Dans un autre registre, comme on le sait, je suis porte-parole du Bloc québécois en matière de coopération internationale et vice-président du Sous-comité des droits internationaux de la personne du Comité permanent des affaires étrangères et du développement international. Par conséquent, on comprendra que je suis fortement interpellé par la section 6 du projet de loi C-30 concernant la loi de Sergueï Magnitski. L'article 7 de cette loi, qui oblige les banques, les compagnies d'assurances et les sociétés de prêts à communiquer mensuellement certains renseignements, sera modifié par le projet de loi C-30 pour rendre cette obligation trimestrielle, ce que je m'explique plutôt mal. C'est à mes yeux un allégement des obligations des institutions financières et un recul pour les droits de la personne. Cela n’aide en rien à appliquer la loi ou à renforcer les activités de contrôle, alors qu'on sait parfaitement que ces rapports sont d'une importance primordiale pour l'efficacité de la loi. J'espère que mes honorables collègues auront des réponses à ce sujet.
En ce qui concerne la section 9, je dois dire que je suis bien perplexe de voir que le projet de loi C-30 supprime l'obligation de faire approuver par le surintendant des institutions financières la modification de régimes de retraite interentreprises dont les cotisations de l'employeur sont fixées par un accord avec les employés. Je vais me retenir de souligner à gros traits que l'ancien ministre des Finances aurait probablement aimé y penser lui-même. Blague à part, qu'est-ce qui justifie d'abaisser nos exigences spécifiquement pour ce type de régime de retraite? Est-ce que les régimes de pension des grandes entreprises ont des problèmes de capitalisation? Est-ce que la bourse va si mal que les régimes de retraite ont des problèmes de solvabilité qui nécessitent un assouplissement législatif? Cette section du projet de loi me donne l'impression que le gouvernement retranche un garde-fou important qui assure la solvabilité des régimes de retraite. Le gouvernement devra nous éclairer tôt ou tard sur ce sujet.

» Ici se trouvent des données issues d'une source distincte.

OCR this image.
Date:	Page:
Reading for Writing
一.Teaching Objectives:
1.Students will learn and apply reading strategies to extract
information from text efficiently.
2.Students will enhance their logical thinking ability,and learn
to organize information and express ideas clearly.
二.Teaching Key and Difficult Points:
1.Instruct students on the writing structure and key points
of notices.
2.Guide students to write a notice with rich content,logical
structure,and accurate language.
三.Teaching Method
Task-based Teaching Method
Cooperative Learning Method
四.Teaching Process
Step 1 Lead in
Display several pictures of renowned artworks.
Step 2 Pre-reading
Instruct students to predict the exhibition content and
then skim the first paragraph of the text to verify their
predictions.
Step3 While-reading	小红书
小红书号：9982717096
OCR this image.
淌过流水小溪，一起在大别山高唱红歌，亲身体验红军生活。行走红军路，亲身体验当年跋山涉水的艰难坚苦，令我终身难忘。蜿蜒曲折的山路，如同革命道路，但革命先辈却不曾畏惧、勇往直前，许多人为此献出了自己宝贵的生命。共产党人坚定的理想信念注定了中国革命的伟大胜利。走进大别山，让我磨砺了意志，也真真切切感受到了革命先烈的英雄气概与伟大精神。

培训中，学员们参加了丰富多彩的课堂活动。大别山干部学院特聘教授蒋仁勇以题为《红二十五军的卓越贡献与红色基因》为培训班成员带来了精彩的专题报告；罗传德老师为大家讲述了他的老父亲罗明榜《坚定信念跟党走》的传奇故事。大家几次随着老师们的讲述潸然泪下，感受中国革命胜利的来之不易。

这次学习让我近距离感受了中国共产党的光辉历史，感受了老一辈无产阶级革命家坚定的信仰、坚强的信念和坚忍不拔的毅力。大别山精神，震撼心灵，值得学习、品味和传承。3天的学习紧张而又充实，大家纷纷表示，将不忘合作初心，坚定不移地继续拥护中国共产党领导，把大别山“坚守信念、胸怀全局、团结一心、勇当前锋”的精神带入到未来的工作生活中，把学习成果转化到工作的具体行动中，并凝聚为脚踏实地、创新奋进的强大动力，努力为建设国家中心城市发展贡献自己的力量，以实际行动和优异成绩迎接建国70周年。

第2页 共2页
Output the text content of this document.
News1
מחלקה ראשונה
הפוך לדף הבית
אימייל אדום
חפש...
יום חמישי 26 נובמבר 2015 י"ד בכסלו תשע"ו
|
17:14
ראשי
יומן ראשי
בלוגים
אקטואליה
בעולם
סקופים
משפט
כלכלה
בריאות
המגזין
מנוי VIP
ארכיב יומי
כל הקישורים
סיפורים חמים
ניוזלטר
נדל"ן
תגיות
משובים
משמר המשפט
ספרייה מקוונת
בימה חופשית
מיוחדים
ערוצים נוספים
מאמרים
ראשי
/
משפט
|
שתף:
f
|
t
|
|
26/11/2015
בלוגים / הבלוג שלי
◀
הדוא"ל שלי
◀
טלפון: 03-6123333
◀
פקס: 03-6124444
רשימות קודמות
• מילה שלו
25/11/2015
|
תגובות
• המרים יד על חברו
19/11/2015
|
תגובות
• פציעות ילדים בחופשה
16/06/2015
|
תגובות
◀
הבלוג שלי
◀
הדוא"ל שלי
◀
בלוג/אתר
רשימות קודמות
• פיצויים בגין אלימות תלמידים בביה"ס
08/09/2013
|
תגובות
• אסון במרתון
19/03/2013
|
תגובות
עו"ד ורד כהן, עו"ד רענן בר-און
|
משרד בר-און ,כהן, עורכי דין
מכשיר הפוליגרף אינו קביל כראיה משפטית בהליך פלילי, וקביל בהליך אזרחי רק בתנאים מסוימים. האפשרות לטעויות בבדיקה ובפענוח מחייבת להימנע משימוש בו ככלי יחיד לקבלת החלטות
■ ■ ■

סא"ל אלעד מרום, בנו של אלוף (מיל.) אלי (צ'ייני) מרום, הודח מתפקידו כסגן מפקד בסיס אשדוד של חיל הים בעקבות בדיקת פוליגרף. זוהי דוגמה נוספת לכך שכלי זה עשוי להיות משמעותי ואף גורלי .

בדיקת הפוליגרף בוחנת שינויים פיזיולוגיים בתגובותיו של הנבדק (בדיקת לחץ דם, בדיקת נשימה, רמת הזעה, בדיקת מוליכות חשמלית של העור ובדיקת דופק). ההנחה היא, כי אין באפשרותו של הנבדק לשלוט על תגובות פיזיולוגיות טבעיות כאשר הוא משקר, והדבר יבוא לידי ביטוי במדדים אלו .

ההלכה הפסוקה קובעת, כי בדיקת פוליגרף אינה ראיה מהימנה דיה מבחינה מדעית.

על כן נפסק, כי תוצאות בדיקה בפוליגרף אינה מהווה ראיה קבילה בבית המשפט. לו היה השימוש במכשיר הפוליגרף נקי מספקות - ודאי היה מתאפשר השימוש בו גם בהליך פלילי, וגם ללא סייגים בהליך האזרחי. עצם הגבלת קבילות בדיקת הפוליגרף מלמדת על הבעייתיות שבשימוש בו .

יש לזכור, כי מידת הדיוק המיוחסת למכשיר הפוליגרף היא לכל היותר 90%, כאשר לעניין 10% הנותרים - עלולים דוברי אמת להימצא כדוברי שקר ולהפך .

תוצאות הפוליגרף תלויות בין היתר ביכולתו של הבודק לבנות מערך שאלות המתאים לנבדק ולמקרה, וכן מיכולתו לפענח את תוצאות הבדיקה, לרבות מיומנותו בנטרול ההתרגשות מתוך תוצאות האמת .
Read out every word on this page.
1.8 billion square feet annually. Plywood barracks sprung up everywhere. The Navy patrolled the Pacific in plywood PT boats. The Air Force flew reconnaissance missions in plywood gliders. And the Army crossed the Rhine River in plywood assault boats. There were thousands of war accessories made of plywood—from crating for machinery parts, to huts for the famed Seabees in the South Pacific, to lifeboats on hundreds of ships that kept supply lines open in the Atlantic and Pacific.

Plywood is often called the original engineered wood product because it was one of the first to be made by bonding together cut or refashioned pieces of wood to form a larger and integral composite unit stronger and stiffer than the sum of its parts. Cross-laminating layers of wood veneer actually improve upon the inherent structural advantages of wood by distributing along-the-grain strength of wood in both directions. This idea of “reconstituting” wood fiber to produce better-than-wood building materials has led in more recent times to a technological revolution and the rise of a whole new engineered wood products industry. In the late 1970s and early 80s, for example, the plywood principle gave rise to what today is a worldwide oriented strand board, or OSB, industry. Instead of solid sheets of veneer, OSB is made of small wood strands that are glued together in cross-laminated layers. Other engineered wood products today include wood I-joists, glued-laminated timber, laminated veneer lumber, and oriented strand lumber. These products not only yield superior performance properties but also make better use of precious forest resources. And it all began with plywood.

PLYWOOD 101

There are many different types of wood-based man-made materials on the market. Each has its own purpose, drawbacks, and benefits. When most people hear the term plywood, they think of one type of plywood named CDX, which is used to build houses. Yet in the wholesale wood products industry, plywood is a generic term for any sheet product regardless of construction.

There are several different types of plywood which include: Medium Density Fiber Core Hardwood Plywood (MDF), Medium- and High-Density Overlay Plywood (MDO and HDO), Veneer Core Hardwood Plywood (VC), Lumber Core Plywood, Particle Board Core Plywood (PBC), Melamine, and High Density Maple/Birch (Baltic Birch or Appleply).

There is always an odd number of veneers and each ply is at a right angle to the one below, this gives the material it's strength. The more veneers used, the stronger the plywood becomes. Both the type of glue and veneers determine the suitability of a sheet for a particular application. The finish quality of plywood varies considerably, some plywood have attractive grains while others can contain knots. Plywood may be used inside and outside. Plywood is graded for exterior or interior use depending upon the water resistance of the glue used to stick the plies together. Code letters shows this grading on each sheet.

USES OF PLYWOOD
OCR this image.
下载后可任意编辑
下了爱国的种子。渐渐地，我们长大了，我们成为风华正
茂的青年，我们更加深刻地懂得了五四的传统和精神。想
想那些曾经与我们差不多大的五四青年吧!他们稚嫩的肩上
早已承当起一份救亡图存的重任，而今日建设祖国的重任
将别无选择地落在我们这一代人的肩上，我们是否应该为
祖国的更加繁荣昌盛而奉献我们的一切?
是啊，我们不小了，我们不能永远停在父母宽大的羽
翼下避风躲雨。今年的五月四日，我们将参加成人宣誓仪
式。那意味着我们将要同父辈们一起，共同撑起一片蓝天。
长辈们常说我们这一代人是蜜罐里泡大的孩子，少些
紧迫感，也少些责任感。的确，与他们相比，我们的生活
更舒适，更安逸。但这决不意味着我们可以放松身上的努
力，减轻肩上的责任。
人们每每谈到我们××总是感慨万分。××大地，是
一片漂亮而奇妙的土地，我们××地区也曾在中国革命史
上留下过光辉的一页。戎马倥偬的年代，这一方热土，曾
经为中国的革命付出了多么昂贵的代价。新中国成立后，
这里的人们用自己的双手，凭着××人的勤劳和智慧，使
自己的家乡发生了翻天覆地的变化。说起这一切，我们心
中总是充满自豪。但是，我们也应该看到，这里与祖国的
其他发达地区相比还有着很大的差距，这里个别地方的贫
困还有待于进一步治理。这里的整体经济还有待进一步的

Le temps file, mais je m'en voudrais de ne pas parler de la section 24 du projet de loi C-30. Je salue le fait qu'on veuille donner davantage de temps aux parents d'enfants décédés ou disparus afin qu'ils puissent réorganiser leur vie et affronter la tragique réalité qu’est la mort d'un enfant. Toutefois, je trouve décevant que le gouvernement accepte de doubler les prestations dans ce cas-ci, mais refuse de le faire pour les prestations de maladie de l'assurance-emploi, un sujet sur lequel j'ai eu l'occasion de prendre la parole il y a deux semaines.
Je ne peux pas être contre le fait de faire augmenter à moins de 25 ans l'âge de l'enfant décédé ou disparu pour lequel le parent aura droit à ces prestations et je ne peux pas être contre le fait de faire passer la durée maximale des prestations de 52 à 108 semaines. Cependant, une question demeure et il serait important que le gouvernement apporte des précisions: est-ce que les parents séparés ont tous deux droit à ces prestations ou est-ce la garde qui détermine l'admissibilité? Il serait important de le savoir parce que c'est un cas de figure qui se présente de plus en plus souvent chez les familles québécoises et canadiennes.
En terminant, le budget mentionne et vante à de multiples reprises le système québécois de garderies, duquel il dit s'inspirer. La mention d'une entente asymétrique avec le Québec est bien, mais il faut que cette entente se traduise par une compensation complète et sans condition du total du coût des mesures du programme. Ces sommes pourraient aider à la relance économique ou encore le système de santé, toujours sous-financé à cause du laxisme du fédéral. Ce programme pancanadien de services de garde se veut une autre ingérence fédérale et ne saurait être considéré autrement.